Metin Feyzioğlu'ndan önemli iddia: Rus uçağını düşüren pilot öldürülecek

Türkiye Barlar Birliği Başkanı Metin Feyizoğlu, Rus uçağını düşüren pilot ile ilgili çarpıcı iddiada bulundu.

Metin Feyzioğlu'ndan önemli  iddia: Rus uçağını düşüren pilot öldürülecek

Türkiye Barolar Birliği Başkanı Prof. Dr. Metin Feyzioğlu, Türkiye’nin Suriye sınırında Rusya’ya ait savaş uçağını düşüren pilotun öldürüleceğini söyledi.

Geçtiğimiz yıl Türkiye sınırını ihlal ettiği iddiasıyla düşürülen Rusya jetini vuran pilotla ilgili çok çarpıcı bir iddia ortaya atıldı. İddianın sahibi Türkiye Barolar Birliği Başkanı Prof. Dr. Metin Feyzioğlu.

Türkiye Barolar Birliği (TBB) Başkanı Prof. Dr. Metin Feyzioğlu, Türkiye-Rusya ilişkilerinin düzelmeye başlandığı şu dönemde, Sözcü gazetesinden Saygı Öztürk’e yaptığı açıklamada, “Rus uçağını düşüren pilotumuz öldürülecek. O pilotun canı, devletin namusudur” dedi.

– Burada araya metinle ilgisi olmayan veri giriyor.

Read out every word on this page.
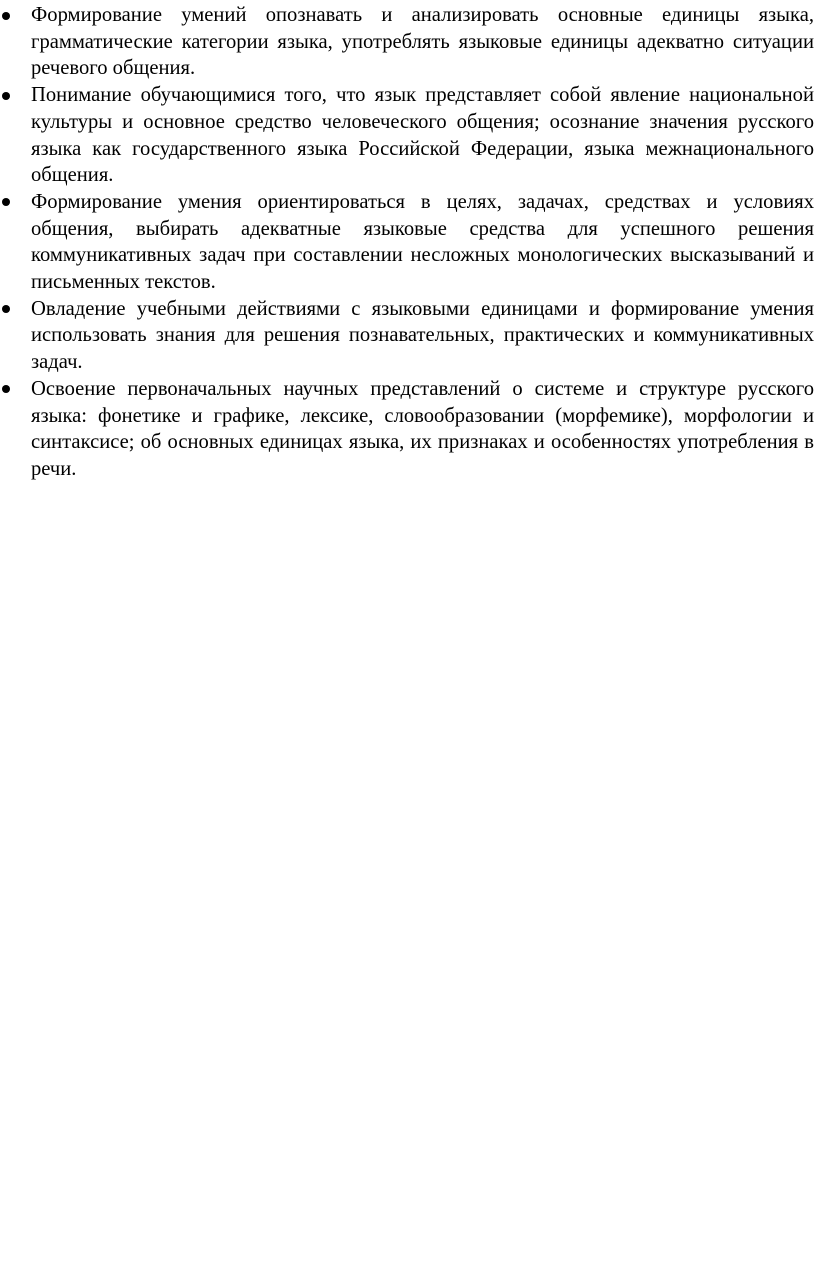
Формирование умений опознавать и анализировать основные единицы языка, грамматические категории языка, употреблять языковые единицы адекватно ситуации речевого общения.
Понимание обучающимися того, что язык представляет собой явление национальной культуры и основное средство человеческого общения; осознание значения русского языка как государственного языка Российской Федерации, языка межнационального общения.
Формирование умения ориентироваться в целях, задачах, средствах и условиях общения, выбирать адекватные языковые средства для успешного решения коммуникативных задач при составлении несложных монологических высказываний и письменных текстов.
Овладение учебными действиями с языковыми единицами и формирование умения использовать знания для решения познавательных, практических и коммуникативных задач.
Освоение первоначальных научных представлений о системе и структуре русского языка: фонетике и графике, лексике, словообразовании (морфемике), морфологии и синтаксисе; об основных единицах языка, их признаках и особенностях употребления в речи.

Metin Feyzioğlu’nun açıklamaları şöyle:

“Pilotumuzla ilgili bir şeyler oluyor. Uyarmak görevimiz. Uçağı düşüren pilotun kim olduğunu bilmiyorum. Zaten kimsenin bilmemesi lazım. Bu bilgi, en gizli devlet sırrı olmalı. Ama bir şeyler oluyor. Uyarmak da görevimiz. Eski tecrübelerimizi hatırlıyor ve kaygılanıyoruz. Biliyorsunuz, sarmal yapı dağılmadan önce ‘gazeteci’ izli mermi atar gibi bir yazı yazar, hedef belirler, ardından soruşturmalar gelirdi. Türk Silahlı Kuvvetleri’ne böyle balyoz vurulmuştu. Şimdi de eski sarmalın parti kanadında kalanları mermilerini sıkıyorlar.

Rus uçağı düşürüldü. Cumhurbaşkanı 26 Kasım’da muhtarlara ‘Yine olsa yine vururuz!’ dedi. Zamanın Başbakanı kanaatimce samimi olarak göğsünü siper etti, ‘emri ben verdim!’ dedi. Sonrası şöyle. İktidarın destekçisi olan derinlikli ‘yazar’lar, Rusya’yla yakınlaşmanın alt yapısını oluşturma görevini üstlendiler. Malum, bu ara her günahın sebebi yalnızca cemaat! F-16 pilotumuz, Türk Hava Kuvvetleri’ne sızmış cemaatçi yapının adamı ilan edildi.

Sayın Cumhurbaşkanı da ‘Bizim Putin ile bambaşka bir ilişkimiz vardı. Bir pilotun hatası yüzünden Türkiye’nin feda edilmesi düşündürücü’ sözü var ki, sarayın ‘aslında öyle demedi’cilerini yormadan biz iyiye yoralım ve buradaki ‘pilot’ ile kastedilenin, cümlenin gelişine rağmen, Rus pilot olduğunu varsayalım.

“Onay vermeden vurulamaz”

Bütün bu işaretlemelerden sonra pilotumuz hakkında bir soruşturma açılacak olur ise kimliği açık edilmiş olur. Pilotun karargâhtan izin almadan Rus uçağını vuramaz. Karargahın, siyasi iktidarın önceden rızası olmadan böyle bir ‘olur’ verebileceğine inanan ya da hava kuvvetleri içindeki cemaatçi pilotların elektronik haberleşmeyi engelleyerek Rus uçağının uyarılarımızı almasını engelledikleri sözüne, bu işleri azıcık bilen birisi ihtimal verir mi? Vermez.

F-16 pilotumuzun başına bir şey gelirse, mesela hayatın anlamını keşfetmek için evinden ayrılır ve bir daha haber alınamazsa, bir trafik kazasında son nefesini verirse veya bindiği uçağa yıldırım isabet eder ve ölürse, bunu Rus İstihbarat Servisi FSB’ye (eski KGB) bağlarım. O zaman da günün birinde milletçe ‘pilotumuzun kimliğini kim açık etti?’ diye sorarız. İşin özeti şu: Kimsenin üç kuruşluk hesabı bizi ilgilendirmez. F-16 pilotumuzun canı, devletimizin namusudur.”